Flying cross-country together in T-38s in preparation for their March 1966 Gemini VIII flight, Armstrong and Dave Scott regularly tested each other’s knowledge of the stars. “We would be flying at a high altitude of 40,000 feet and we would turn the lights completely down in the cockpit,” Neil remembers. “You got a wonderful view of the sky and it was a great opportunity to practice.” Asked whether he usually scored better than Scott in the quizzes, Neil answers slyly, “Well, I don’t know.”

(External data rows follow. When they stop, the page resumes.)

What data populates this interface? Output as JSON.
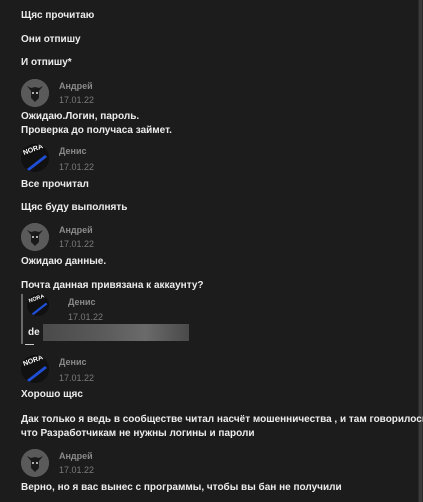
{
  "messages_top": [
    "Щяс прочитаю",
    "Они отпишу",
    "И отпишу*"
  ],
  "users": {
    "andrey": "Андрей",
    "denis": "Денис"
  },
  "date": "17.01.22",
  "blocks": {
    "b1": {
      "lines": [
        "Ожидаю.Логин, пароль.",
        "Проверка до получаса займет."
      ]
    },
    "b2": {
      "lines": [
        "Все прочитал",
        "Щяс буду выполнять"
      ]
    },
    "b3": {
      "lines": [
        "Ожидаю данные.",
        "Почта данная привязана к аккаунту?"
      ]
    },
    "quote": {
      "text": "de"
    },
    "b4": {
      "lines": [
        "Хорошо щяс",
        "Дак только я ведь в сообществе читал насчёт мошенничества , и там говорилось",
        "что Разработчикам не нужны логины и пароли"
      ]
    },
    "b5": {
      "lines": [
        "Верно, но я вас вынес с программы, чтобы вы бан не получили"
      ]
    }
  },
  "colors": {
    "background": "#1c1c1c",
    "text": "#ececec",
    "author": "#8a8a8a",
    "accent_blue": "#1f4fd6"
  }
}
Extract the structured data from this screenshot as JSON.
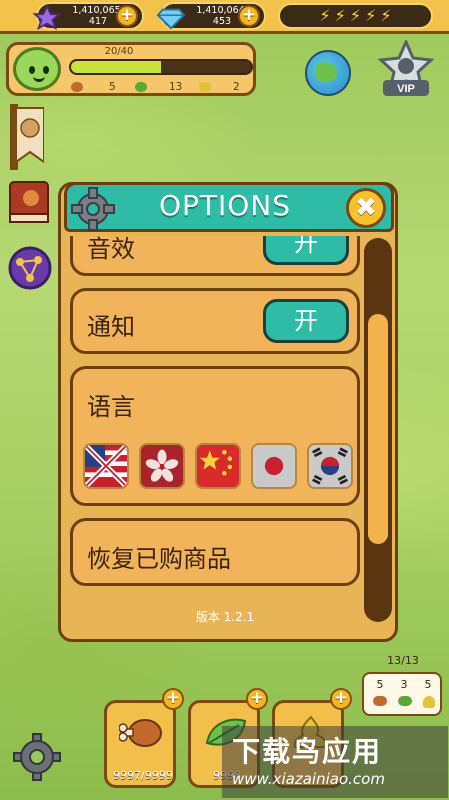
{
  "currency": {
    "stars": "1,410,065,\n417",
    "stars_line1": "1,410,065,",
    "stars_line2": "417",
    "gems_line1": "1,410,064,",
    "gems_line2": "453"
  },
  "energy": {
    "bolts": 5
  },
  "pet": {
    "hp_text": "20/40",
    "hp_fraction": 0.5,
    "stat_food": "5",
    "stat_leaf": "13",
    "stat_poop": "2"
  },
  "badges": {
    "vip_label": "VIP"
  },
  "dialog": {
    "title": "OPTIONS",
    "rows": {
      "sound_label": "音效",
      "sound_toggle": "开",
      "notify_label": "通知",
      "notify_toggle": "开",
      "language_label": "语言",
      "restore_label": "恢复已购商品"
    },
    "languages": [
      "english-flag",
      "hongkong-flag",
      "china-flag",
      "japan-flag",
      "korea-flag"
    ],
    "version": "版本 1.2.1"
  },
  "bubble": {
    "count": "13/13",
    "food": "5",
    "leaf": "3",
    "poop": "5"
  },
  "food_slots": {
    "meat_count": "9997/9999",
    "leaf_count": "9998"
  },
  "watermark": {
    "title": "下载鸟应用",
    "url": "www.xiazainiao.com"
  },
  "colors": {
    "teal": "#2ebca6",
    "panel": "#f1b45a",
    "border": "#6d3e0e",
    "gold": "#f3c24a"
  }
}
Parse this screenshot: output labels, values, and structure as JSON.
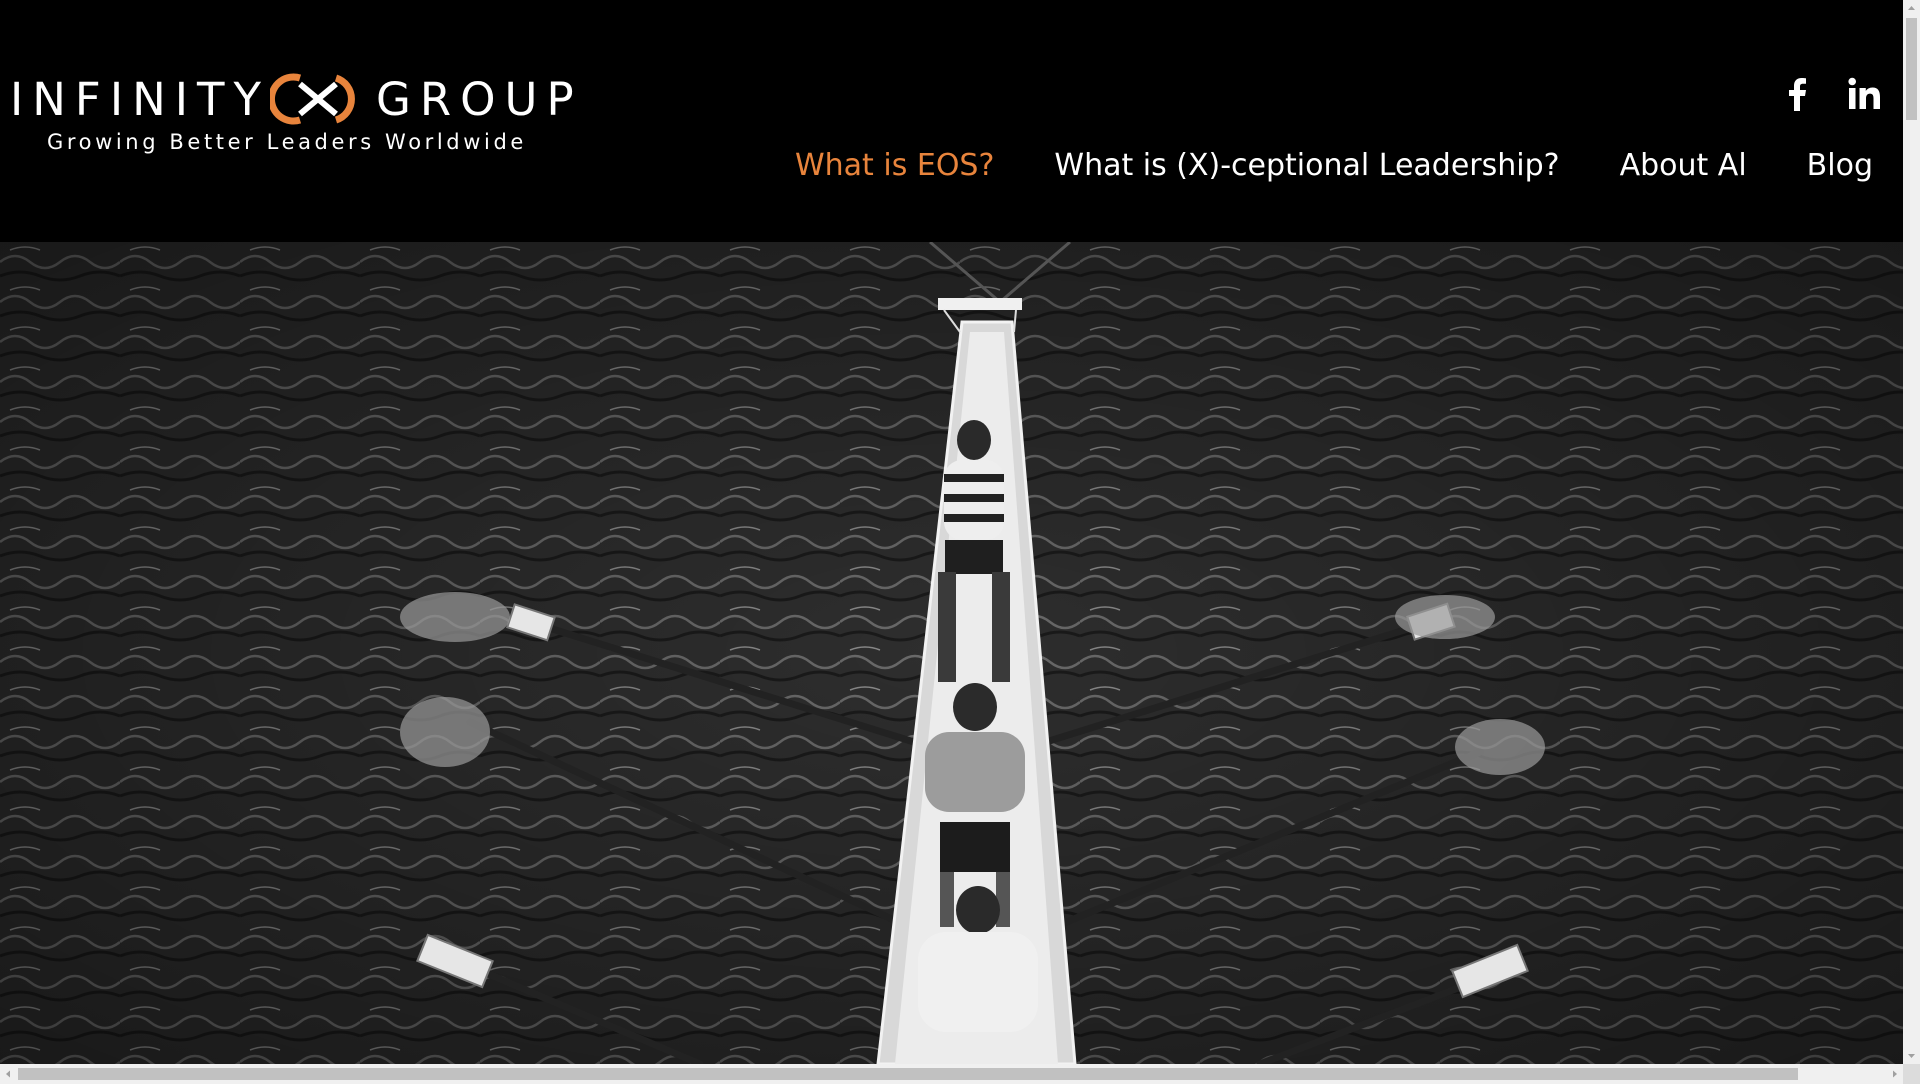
{
  "brand": {
    "name_left": "INFINITY",
    "name_right": "GROUP",
    "tagline": "Growing Better Leaders Worldwide",
    "accent_color": "#e8843c"
  },
  "social": {
    "icons": [
      "facebook-icon",
      "linkedin-icon"
    ]
  },
  "nav": {
    "items": [
      {
        "label": "What is EOS?",
        "active": true
      },
      {
        "label": "What is (X)-ceptional Leadership?",
        "active": false
      },
      {
        "label": "About Al",
        "active": false
      },
      {
        "label": "Blog",
        "active": false
      }
    ]
  },
  "hero": {
    "image": "rowing-boat-photo"
  }
}
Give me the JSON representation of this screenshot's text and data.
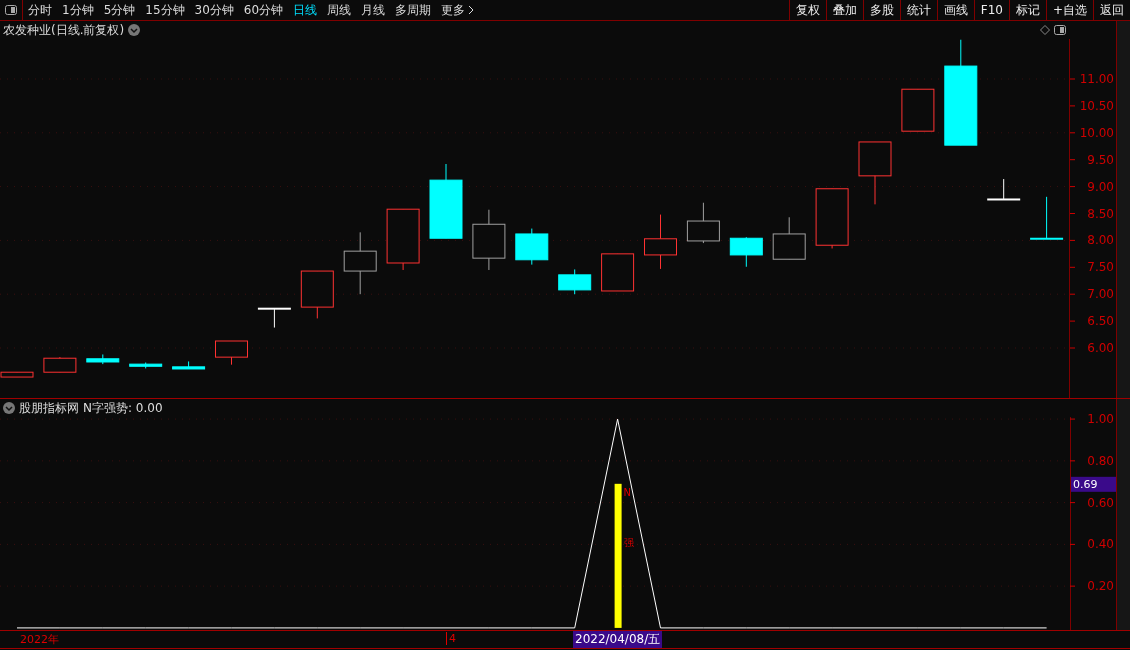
{
  "toolbar": {
    "periods": [
      {
        "label": "分时",
        "selected": false
      },
      {
        "label": "1分钟",
        "selected": false
      },
      {
        "label": "5分钟",
        "selected": false
      },
      {
        "label": "15分钟",
        "selected": false
      },
      {
        "label": "30分钟",
        "selected": false
      },
      {
        "label": "60分钟",
        "selected": false
      },
      {
        "label": "日线",
        "selected": true
      },
      {
        "label": "周线",
        "selected": false
      },
      {
        "label": "月线",
        "selected": false
      },
      {
        "label": "多周期",
        "selected": false
      },
      {
        "label": "更多",
        "selected": false
      }
    ],
    "buttons": [
      "复权",
      "叠加",
      "多股",
      "统计",
      "画线",
      "F10",
      "标记",
      "+自选",
      "返回"
    ]
  },
  "price_panel": {
    "title": "农发种业(日线.前复权)",
    "price_axis": [
      "11.00",
      "10.50",
      "10.00",
      "9.50",
      "9.00",
      "8.50",
      "8.00",
      "7.50",
      "7.00",
      "6.50",
      "6.00"
    ]
  },
  "indicator_panel": {
    "title": "股朋指标网",
    "reading": "N字强势: 0.00",
    "cursor_value": "0.69",
    "bar_labels": [
      "N",
      "强"
    ],
    "chart_data": {
      "type": "line",
      "grid": true,
      "ylim": [
        -0.01,
        1.01
      ],
      "yticks": [
        {
          "value": 0.2,
          "label": "0.20"
        },
        {
          "value": 0.4,
          "label": "0.40"
        },
        {
          "value": 0.6,
          "label": "0.60"
        },
        {
          "value": 0.8,
          "label": "0.80"
        },
        {
          "value": 1,
          "label": "1.00"
        }
      ],
      "series": [
        {
          "type": "line",
          "color": "#ffffff",
          "values": [
            0,
            0,
            0,
            0,
            0,
            0,
            0,
            0,
            0,
            0,
            0,
            0,
            0,
            0,
            1,
            0,
            0,
            0,
            0,
            0,
            0,
            0,
            0,
            0,
            0
          ]
        },
        {
          "type": "bar",
          "color": "#ffff00",
          "values": [
            null,
            null,
            null,
            null,
            null,
            null,
            null,
            null,
            null,
            null,
            null,
            null,
            null,
            null,
            0.69,
            null,
            null,
            null,
            null,
            null,
            null,
            null,
            null,
            null,
            null
          ]
        }
      ]
    }
  },
  "date_axis": {
    "year": "2022年",
    "month": "4",
    "cursor_date": "2022/04/08/五"
  }
}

On Apollo 9 in March 1969, Scott performed a lot of excellent star work that kept the onboard guidance and navigation computer properly aligned. Scott, who for his master’s and for his Engineer in Aeronautics and Astronauts (EAA) degrees at MIT in 1962, had written on star-based interplanetary navigation, credits his time practicing with Armstrong: “We didn’t get much Southern Hemisphere practice” flying across America, but they “made up for that in the planetarium.” According to Dave, “We used to pick out remote [fainter] stars and test each other on the constellations. If you can find a star quickly you can align your platform much more quickly than if you have to look at a star chart. You don’t have time for that. You’ve got to know it.”